The only acceptable risk is if you think people are going to do something illegal. The policy infrastructure for dealing with people who do bad things already exists. This is not to say you shouldn’t have a communications strategy about your data. People may find missing or incorrect data, but that’s OK, you can fix that.

At GTEC, you issued an open challenge to the public sector audience to open their data. Why do you think open data in government has yet to take root?

The technology for sharing is relatively new and people in government are not used to sharing. But there’s a huge appetite among a cohort of public servants and they’re trying to get their institutions interested in sharing.

So what “low hanging fruit” should government departments be thinking about when deciding which data sets to make available first?

I would find all the data sets we already share with the public and consolidate them to a single portal. It is going to cost money and it will require people, something like a swat team to make data sets ready. Sometimes you have data trapped in proprietary structures and you need to get that into a format that’s usable for the world. Edit your procurement so that any new system you buy has an open data component to it. You have to reshape the vendor market.

The return on investment for open data is not just transparency: it’s an efficiency ROI.

You started an open data Web site, ostensibly to fill a void for accessible government open data. What have you learned from that process?

The thing that surprised me the most was how far some government departments have come in sharing in their data, particularly Natural Resources Canada and Environment Canada. As of today there are about 200 sets available.

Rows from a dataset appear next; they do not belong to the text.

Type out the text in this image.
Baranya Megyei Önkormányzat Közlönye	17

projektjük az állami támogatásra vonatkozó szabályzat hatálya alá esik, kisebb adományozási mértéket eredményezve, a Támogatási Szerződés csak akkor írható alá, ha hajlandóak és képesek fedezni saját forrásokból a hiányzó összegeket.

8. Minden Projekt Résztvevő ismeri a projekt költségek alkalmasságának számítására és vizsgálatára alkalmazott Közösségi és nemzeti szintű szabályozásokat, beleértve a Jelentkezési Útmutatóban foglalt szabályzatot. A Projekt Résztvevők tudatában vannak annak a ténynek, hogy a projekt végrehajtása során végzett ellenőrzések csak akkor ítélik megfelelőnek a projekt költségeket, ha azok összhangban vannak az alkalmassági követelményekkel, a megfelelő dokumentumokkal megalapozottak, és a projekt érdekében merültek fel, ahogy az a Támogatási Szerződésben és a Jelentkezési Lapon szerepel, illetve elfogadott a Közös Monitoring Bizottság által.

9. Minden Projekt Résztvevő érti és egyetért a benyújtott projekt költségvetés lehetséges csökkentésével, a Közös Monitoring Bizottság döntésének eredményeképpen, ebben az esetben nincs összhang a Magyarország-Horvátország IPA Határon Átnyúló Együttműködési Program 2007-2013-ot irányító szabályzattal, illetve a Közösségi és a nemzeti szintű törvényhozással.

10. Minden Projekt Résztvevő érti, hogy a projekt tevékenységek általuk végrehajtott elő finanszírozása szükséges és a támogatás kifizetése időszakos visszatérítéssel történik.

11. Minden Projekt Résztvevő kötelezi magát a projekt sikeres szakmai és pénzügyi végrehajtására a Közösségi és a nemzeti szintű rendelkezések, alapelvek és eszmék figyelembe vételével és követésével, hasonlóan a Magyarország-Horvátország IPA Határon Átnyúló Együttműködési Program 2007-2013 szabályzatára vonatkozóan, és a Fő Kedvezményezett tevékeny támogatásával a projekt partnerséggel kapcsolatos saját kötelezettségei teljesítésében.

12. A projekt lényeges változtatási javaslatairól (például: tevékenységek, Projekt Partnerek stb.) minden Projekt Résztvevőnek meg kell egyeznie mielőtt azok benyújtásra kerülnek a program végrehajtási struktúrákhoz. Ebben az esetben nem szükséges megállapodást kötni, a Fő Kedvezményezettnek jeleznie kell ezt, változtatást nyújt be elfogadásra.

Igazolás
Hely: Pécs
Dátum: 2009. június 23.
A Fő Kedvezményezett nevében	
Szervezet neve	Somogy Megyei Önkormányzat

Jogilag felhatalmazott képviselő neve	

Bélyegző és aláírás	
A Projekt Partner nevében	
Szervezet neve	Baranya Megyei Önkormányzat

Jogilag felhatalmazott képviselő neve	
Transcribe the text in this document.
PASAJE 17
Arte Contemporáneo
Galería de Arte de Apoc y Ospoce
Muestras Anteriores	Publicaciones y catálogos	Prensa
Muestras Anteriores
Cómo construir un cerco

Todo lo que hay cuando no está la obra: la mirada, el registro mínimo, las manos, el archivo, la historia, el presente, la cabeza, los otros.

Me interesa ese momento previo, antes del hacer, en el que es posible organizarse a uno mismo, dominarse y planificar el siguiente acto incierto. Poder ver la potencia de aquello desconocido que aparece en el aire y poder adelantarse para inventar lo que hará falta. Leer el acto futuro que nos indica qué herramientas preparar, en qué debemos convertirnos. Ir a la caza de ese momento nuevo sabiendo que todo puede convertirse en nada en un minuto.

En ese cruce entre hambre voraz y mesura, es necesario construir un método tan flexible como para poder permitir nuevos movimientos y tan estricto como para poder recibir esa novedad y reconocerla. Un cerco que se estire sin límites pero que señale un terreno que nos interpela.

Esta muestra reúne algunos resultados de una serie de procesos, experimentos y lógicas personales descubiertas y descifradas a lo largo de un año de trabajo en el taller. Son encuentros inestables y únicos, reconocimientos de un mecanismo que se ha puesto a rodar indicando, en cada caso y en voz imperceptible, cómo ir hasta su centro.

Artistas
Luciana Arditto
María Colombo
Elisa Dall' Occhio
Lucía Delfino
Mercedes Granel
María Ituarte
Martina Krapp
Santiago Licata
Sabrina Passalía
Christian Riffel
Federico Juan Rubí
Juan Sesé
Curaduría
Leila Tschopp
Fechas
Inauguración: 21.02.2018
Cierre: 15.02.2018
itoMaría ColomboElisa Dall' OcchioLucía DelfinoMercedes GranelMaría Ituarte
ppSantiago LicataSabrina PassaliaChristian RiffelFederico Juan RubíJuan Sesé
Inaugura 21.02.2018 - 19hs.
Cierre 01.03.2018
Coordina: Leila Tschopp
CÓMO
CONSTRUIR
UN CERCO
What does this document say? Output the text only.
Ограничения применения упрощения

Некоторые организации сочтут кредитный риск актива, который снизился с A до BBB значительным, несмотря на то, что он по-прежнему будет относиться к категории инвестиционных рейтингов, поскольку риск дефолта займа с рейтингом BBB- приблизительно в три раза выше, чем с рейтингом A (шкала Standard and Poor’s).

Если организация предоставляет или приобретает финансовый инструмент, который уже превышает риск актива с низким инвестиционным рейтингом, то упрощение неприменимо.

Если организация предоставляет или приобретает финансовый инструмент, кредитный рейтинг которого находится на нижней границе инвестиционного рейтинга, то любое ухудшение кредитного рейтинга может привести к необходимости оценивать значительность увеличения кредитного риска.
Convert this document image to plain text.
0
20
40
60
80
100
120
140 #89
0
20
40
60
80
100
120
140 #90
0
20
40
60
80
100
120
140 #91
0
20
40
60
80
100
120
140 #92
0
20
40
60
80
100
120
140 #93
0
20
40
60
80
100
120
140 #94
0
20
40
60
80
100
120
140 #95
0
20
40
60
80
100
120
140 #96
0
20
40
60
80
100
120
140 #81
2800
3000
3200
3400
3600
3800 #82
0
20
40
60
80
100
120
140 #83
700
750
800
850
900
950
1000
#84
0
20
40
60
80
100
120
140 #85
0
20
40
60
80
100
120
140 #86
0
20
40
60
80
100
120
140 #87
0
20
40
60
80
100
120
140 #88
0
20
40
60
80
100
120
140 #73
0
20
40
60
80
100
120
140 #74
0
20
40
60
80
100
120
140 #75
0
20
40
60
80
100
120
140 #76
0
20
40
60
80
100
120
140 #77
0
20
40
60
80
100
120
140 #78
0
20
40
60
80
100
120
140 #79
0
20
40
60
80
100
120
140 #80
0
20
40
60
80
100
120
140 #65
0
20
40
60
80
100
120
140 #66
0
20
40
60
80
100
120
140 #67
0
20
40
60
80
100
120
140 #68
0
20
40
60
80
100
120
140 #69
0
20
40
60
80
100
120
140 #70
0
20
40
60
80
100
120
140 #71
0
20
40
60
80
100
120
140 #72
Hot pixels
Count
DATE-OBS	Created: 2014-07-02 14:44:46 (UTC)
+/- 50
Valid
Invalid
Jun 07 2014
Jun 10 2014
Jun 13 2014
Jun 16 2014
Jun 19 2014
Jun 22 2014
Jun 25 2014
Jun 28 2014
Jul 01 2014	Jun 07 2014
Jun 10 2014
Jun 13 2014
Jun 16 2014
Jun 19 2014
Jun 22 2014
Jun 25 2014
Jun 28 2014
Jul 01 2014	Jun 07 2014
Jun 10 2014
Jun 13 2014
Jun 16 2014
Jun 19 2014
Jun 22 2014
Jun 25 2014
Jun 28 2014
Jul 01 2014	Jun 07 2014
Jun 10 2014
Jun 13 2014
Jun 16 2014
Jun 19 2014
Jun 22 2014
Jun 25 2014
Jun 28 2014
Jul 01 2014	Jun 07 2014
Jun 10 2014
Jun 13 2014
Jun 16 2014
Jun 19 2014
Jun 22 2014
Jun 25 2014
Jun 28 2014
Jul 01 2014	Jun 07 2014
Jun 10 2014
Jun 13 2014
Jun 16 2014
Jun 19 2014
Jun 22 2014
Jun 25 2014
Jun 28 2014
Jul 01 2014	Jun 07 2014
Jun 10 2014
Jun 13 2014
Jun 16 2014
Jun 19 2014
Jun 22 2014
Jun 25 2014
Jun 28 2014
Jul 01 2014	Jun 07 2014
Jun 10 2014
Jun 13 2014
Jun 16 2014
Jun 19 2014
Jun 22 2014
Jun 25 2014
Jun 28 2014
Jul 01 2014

Why not wait for government to finish their data portal project?

What makes the digital era so exciting is that we don’t have to wait for government to act: we can do it on our own. The datadotgc.ca site creates a safe place where we can model the behaviour we want government to display and then have them copy us. That would be the goal.

Did anything surprise you during your recent visit at GTEC?

In Canada, we’re late to the game. What makes the conversation around open data different in DC or Vancouver, is that in those places the conversation is around how we’ve come this far, and how do we keep going. In Ottawa it’s still a question of how we get past that first hump. I don’t know exactly what’s causing this, other than big projects across ministries are always incredibly difficult. A notable difference between the UK and Canada is political leadership. Open data and transparency is a real priority in England. On day one of the new conservative administration, the UK’s prime minister announced he would release more data than the previous administration.

You sound hopeful.

It’s not a huge onerous task. I think that other countries have been able to do it. They have been able to move forward. In most cases government has the data and it is extractable. There may a cost to making it ready. But it’s not a hard issue. What’s hard is shifting the culture.

There are a lot of great people doing this work and we need to support them. One group that I’ve been working with and is pushing forward is Parliament. They’re developing an XML feed to the Hansard with a launch planned for January. This is an important and huge step forward.

I’m hopeful that the incentives are in place to do open data here in Canada. There are potentially significant savings for government through efficiencies, better vendor agreements and more.

Denise Eisner is a Senior Consultant in the Government Service Excellence practice.